December 17, 2015 12:35 am
Argentina has lifted capital controls and will allow practically unlimited access to foreign currency in a process that will allow the peso to float more freely, finance minister Alfonso Prat-Gay said late on Wednesday in Buenos Aires.
“Whoever wants to buy dollars can buy them and whoever wants to sell them can sell them,” Mr Prat-Gay said.
The move is expected to trigger a sharp depreciation of the peso when the market opens for trading on Thursday.
Rolling back what is popularly known as the “dollar clamp” was one of new President Mauricio Macri’s priorities and marks his biggest pro-market shift since he was sworn in last Thursday.
“There is no magic number,” Mr Prat-Gay said when asked what the government saw as an ideal exchange rate, although he repeatedly referred to the blue-chip swap, currently trading at 14.3 pesos per dollar, as being most representative of the market.
Analysts say the peso could fall as much as 30 per cent to bring what has been a tightly controlled official exchange rate of 9.8 pesos to the dollar closer to the 14.5 per dollar rate at which the currency is trading on the black market.
“It will likely reach somewhere between 13.50 and 14.50,” Alejo Costa, chief of research at Puente, a local brokerage, said.
The minister emphasised the exchange rate would not be administered by Argentina’s central bank in what he referred to as a “dirty float” system.
The need to build the monetary authority’s coffers to manage a potential run on the peso was one of the priorities of Mr Macri’s administration.

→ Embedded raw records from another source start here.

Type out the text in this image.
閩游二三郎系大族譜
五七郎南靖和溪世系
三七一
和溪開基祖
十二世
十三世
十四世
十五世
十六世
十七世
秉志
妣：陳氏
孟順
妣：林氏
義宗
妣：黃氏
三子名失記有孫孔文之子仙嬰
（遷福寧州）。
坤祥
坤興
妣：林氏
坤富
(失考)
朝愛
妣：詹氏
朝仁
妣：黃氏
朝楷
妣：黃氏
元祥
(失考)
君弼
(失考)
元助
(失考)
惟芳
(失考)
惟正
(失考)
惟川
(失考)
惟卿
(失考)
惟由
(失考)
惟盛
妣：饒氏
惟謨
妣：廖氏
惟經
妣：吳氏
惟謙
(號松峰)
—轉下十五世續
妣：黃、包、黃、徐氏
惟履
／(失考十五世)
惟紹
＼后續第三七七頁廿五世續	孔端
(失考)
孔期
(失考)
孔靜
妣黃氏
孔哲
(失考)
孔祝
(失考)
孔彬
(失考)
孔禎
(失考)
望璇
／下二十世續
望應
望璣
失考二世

The government is now confident that $15bn-$20bn will come into the country over the next month through increased exports, new lines of credit from foreign banks and an imminent deal with China to convert renminbi that are in reserves into dollars, Mr Prat-Gay said.
“Lifting the clamp will be the jumping off point for economic growth,” Mr Prat-Gay said.
The full lifting of the clamp begins to unwind a policy first implemented in 2011 as a way to avoid depreciating an overvalued peso amid soaring capital flight. A measure that at first only required the AFIP tax bureau to authorise purchases of foreign currency, quickly expanded its tentacles through all corners of the economy.
The goal of the controls may have been to prevent capital flight, but foreign investment dried up. “The ‘clamp’ managed to kill the supply of dollars and not the demand,” Mr Prat-Gay said.
Mr Costa noted that Argentina had received less than 1 per cent of its GDP in foreign capital over the past four years while Uruguay, its smaller neighbour, had received some 10 per cent and Colombia 5 per cent.
Keeping the restrictions was becoming increasingly expensive as the pre-announced devaluation made exporters wait to sell their products abroad, cutting central bank reserves by about $200m a day since Mr Macri took office.
The impending devaluation should lead to a surge in exports that would provide a cushion to reserves. Grain exporters have committed to sell $400m per day over the next three weeks, Mr Prat-Gay added.
The new administration’s challenge now is to make sure that the devaluation does not lead to a spiralling of already high inflation. To that end it has already shown signs that it is willing to raise interest rates.
“Lifting the clamp is not going to be neutral for inflation and lifting rates is not going to be neutral either,” said Fausto Spotorno, chief economist at Orlando Ferreres & Asociados, a consultancy, “but you have to do it in order to boost the country’s economy in the medium-term.”